In a written statement issued Thursday afternoon, Sheriff Mitzi Johanknecht said that “many of the claims made in the legal complaint filed in federal court are inaccurate, and some of them are simply misleading, but we intend to try this case in the courtroom and not in the media.”
She said a jury at a coroner’s inquest found that Dunlap-Gittens raised a firearm in the direction of the deputies.
“Under our legal system, it’s easy to make allegations,” the sheriff said. “We ask that all interested people keep an open mind while this case unfolds in court.”

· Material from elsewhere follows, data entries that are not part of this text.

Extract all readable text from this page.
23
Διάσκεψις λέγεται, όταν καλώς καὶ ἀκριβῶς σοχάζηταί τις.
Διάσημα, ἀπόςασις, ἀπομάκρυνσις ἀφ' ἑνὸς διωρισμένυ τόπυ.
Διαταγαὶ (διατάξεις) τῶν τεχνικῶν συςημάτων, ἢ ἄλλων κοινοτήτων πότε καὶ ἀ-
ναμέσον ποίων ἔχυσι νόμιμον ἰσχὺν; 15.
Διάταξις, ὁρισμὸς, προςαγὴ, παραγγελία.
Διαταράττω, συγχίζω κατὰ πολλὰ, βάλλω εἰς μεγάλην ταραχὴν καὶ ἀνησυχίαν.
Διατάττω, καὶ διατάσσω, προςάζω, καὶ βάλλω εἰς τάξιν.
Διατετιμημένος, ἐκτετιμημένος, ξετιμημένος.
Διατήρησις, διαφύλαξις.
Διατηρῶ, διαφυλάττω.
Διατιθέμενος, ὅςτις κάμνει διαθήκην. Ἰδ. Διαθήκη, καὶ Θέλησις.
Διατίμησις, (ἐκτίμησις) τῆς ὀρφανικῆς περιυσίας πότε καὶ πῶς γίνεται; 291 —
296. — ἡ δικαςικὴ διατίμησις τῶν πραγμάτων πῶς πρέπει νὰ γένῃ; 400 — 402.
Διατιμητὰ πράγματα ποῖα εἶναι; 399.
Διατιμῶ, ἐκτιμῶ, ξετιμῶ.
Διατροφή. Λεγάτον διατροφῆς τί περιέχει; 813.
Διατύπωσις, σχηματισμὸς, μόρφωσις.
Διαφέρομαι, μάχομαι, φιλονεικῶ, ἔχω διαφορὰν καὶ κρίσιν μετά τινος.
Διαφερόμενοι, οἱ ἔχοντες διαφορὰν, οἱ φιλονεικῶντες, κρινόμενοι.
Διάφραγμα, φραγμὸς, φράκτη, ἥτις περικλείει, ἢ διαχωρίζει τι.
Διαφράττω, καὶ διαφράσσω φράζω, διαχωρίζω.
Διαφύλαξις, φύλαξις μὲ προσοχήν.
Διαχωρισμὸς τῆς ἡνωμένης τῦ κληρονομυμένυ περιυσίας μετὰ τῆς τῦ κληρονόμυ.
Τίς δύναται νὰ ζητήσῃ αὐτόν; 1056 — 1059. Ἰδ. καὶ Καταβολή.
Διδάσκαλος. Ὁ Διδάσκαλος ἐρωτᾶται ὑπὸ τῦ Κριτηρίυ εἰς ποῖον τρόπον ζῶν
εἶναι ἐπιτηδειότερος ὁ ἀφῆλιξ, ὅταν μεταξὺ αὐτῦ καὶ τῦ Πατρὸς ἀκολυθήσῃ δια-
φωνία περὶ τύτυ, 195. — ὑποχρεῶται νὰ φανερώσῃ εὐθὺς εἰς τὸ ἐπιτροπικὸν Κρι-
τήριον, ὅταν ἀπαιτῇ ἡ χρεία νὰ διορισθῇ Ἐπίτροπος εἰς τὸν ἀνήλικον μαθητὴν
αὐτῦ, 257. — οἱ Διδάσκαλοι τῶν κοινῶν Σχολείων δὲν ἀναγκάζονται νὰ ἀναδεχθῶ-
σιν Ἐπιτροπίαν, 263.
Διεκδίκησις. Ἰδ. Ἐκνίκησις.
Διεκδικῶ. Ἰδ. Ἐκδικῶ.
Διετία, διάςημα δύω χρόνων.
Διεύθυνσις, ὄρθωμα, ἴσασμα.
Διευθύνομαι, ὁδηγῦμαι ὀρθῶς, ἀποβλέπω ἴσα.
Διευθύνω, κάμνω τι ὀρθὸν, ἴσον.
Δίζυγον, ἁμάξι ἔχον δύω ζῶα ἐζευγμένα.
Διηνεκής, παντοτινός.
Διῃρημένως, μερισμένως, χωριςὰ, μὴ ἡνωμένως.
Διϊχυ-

At least one neighborhood witness told detectives he believed he saw deputies move a gun closer to where Chance had fallen when he was shot. A handgun recovered at the scene did not have a bullet in the chamber and had not been fired, according to sheriff’s documents and testimony at a Coroner’s Inquest. It was tested for DNA, and none belonging to either boy was found. It was not tested for fingerprints, according to sheriff’s documents obtained by The Seattle Times.
“The defendant officers failed to use ordinary care to avoid unreasonably escalating the encounter to the use of deadly force,” the lawsuit alleges. A post-shooting administrative review of the incident found that the deputies violated sheriff’s policy by failing to have a written operations plan, failing to wear consistent uniforms that immediately identified them as police, and using a radio frequency that wasn’t recorded.
Documents also indicate that Garske, who came up with the arrest plan, told the arrest team that detectives had developed “forensic evidence” linking Richard to Radcliffe, the adopted son of a Seattle police officer, when no such evidence existed.
The officers were cleared of any wrongdoing.
The lawsuit alleges the sheriff’s office has failed to address issues raised as a result of the shooting.
“This is a serious case, not just for this family, but for the community,” said lawyer David Owens, who is among a cadre of prominent Seattle civil-rights attorneys representing the parents and estate. “Someone has to question that another black juvenile was killed unnecessarily.”
He said the sheriff’s office never weighed the deputy’s statements in light of physical evidence that called them into question.
“King County’s policymakers’ refusal to scrutinize the inconsistent statements of the Defendant Officers and contrast that to the physical evidence is part and parcel of the County’s continued deliberate indifference to the risks created by its inadequate training, supervision and discipline of sheriff’s deputies who use excessive force or foreseeably create situations likely to lead to great bodily harm, injury or even death,” the lawsuit claims.
The lawsuit alleges the deputies acted intentionally, “with malice and willful indifference” to Dunlap-Gitten’s Constitutional rights. It seeks damages, including punitive damages, from the deputies involved for wrongful death, negligence and outrage.